“Sustainability” can seem like another industry buzzword used by brands to market themselves. But in the seafood and fisheries industries, sustainable practices could very well save countless marine species from extinction and preserve the livelihoods of people living in coastal communities around the world. Restaurants that buy sustainable seafood are a good example of businesses making a positive impact on the fishing industry.
A 2019 report by the European Commission found that around 40% of Atlantic fish stocks and 87% of Mediterranean fish stocks are being fished unsustainably, contributing to mounting pressure on marine resources. Much of this problem has to do with the way fish and shellfish are caught or farmed. Methods like bottom trawling — where ships use rockhopper trawls to trawl the ocean floor — cause massive damage to coral reefs, dramatically reducing the area available for marine species to breed and thrive.

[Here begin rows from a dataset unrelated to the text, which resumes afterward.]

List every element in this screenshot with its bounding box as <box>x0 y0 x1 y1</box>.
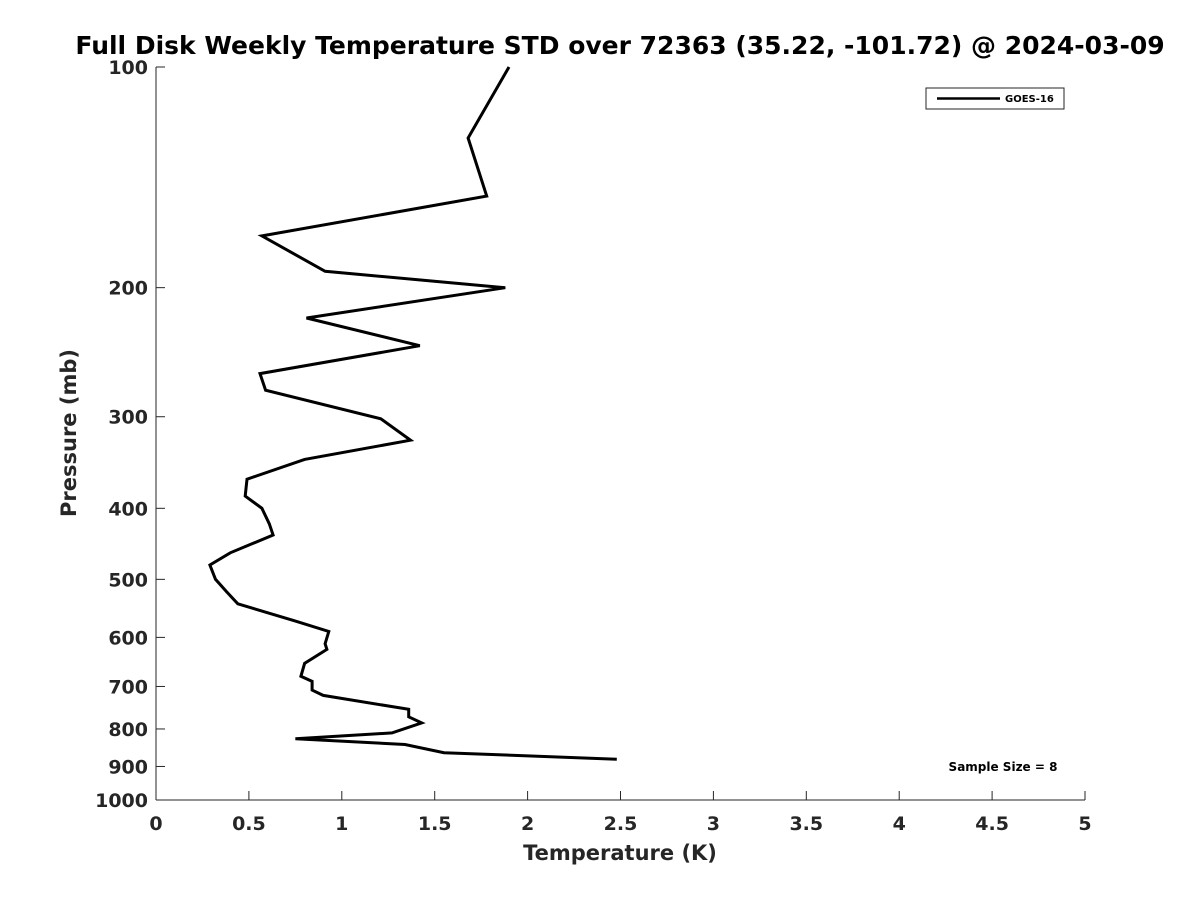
y-tick-label: 200 <box>108 278 148 300</box>
x-tick-label: 4 <box>893 813 906 835</box>
x-tick-label: 2 <box>521 813 534 835</box>
y-tick-label: 700 <box>108 676 148 698</box>
legend: GOES-16 <box>925 87 1065 110</box>
y-tick-label: 600 <box>108 627 148 649</box>
y-tick-label: 300 <box>108 407 148 429</box>
y-tick-label: 500 <box>108 569 148 591</box>
series-group <box>208 66 617 761</box>
x-tick-label: 2.5 <box>604 813 638 835</box>
sample-size-annotation: Sample Size = 8 <box>949 760 1058 774</box>
y-tick-label: 100 <box>108 57 148 79</box>
x-tick-label: 0 <box>149 813 162 835</box>
legend-label: GOES-16 <box>1005 94 1054 105</box>
series-line-goes-16 <box>208 66 617 761</box>
chart-title: Full Disk Weekly Temperature STD over 72… <box>75 31 1164 60</box>
x-tick-label: 4.5 <box>975 813 1009 835</box>
y-tick-label: 800 <box>108 719 148 741</box>
y-tick-label: 400 <box>108 498 148 520</box>
x-tick-label: 1 <box>335 813 348 835</box>
x-tick-label: 0.5 <box>232 813 266 835</box>
y-axis-label: Pressure (mb) <box>57 349 81 517</box>
x-tick-label: 3.5 <box>789 813 823 835</box>
y-tick-label: 1000 <box>95 790 148 812</box>
x-tick-label: 5 <box>1078 813 1091 835</box>
x-axis-label: Temperature (K) <box>523 841 717 865</box>
x-axis-ticks: 0 0.5 1 1.5 2 2.5 3 3.5 4 4.5 5 <box>149 791 1092 835</box>
x-tick-label: 1.5 <box>418 813 452 835</box>
y-tick-label: 900 <box>108 756 148 778</box>
y-axis-ticks: 100 200 300 400 500 600 700 800 900 1000 <box>95 57 165 812</box>
x-tick-label: 3 <box>707 813 720 835</box>
plot-area <box>156 67 1085 800</box>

Amid mounting pressure on global fish stocks and clear evidence of overfishing, restaurants and other businesses in the foodservice industry that buy seafood must take it upon themselves to be more responsible about where they source their seafood.
Pacific bluefin tuna is arguably the poster child of overfishing. In 2013, indiscriminate fishing caused Pacific bluefin tuna numbers to plummet by 96%. Six years later, a giant specimen weighing 612 pounds sold at a New-Year auction in Tokyo for a record $3.1 million (333.6 million yen), reflecting both its rarity and high demand.
The bluefin tuna situation offers a glimpse of what might happen if both consumers and sellers of seafood products ignore the importance of buying sustainably sourced seafood. As one species’ population declines, fishermen will inevitably move to other fish species — a trend known as “serial overfishing.”
If you’re a restaurant owner or manager, here are three suggestions to get started.
If you’re looking to integrate sustainable seafood products into your menu, consider using sustainable seafood guides like the Monterey Bay Aquarium’s Seafood Watch and the Marine Conservation Society’s Good Fish Guide. These resources are updated regularly to reflect the latest information on seafood populations and fishing methods
Let customers know that you’re taking or have already taken steps to procure and serve sustainably sourced seafood. Start by training your staff so they learn about your sustainable seafood products, which they can highlight to your customers. Let guests know that their choice to eat sustainable food has a positive impact on the environment.
When sourcing fresh or frozen seafood, look for suppliers that are committed to providing products that have been sustainably sourced. Sustainable seafood certifications are an excellent guide to help identify suppliers that offer sustainable seafood. For example, the Marine Stewardship Council (MSC) and the Aquaculture Stewardship Council (ASC) certify wild-caught and farmed seafood come from well-managed fisheries and farms that use sustainable methods of catching or harvesting seafood.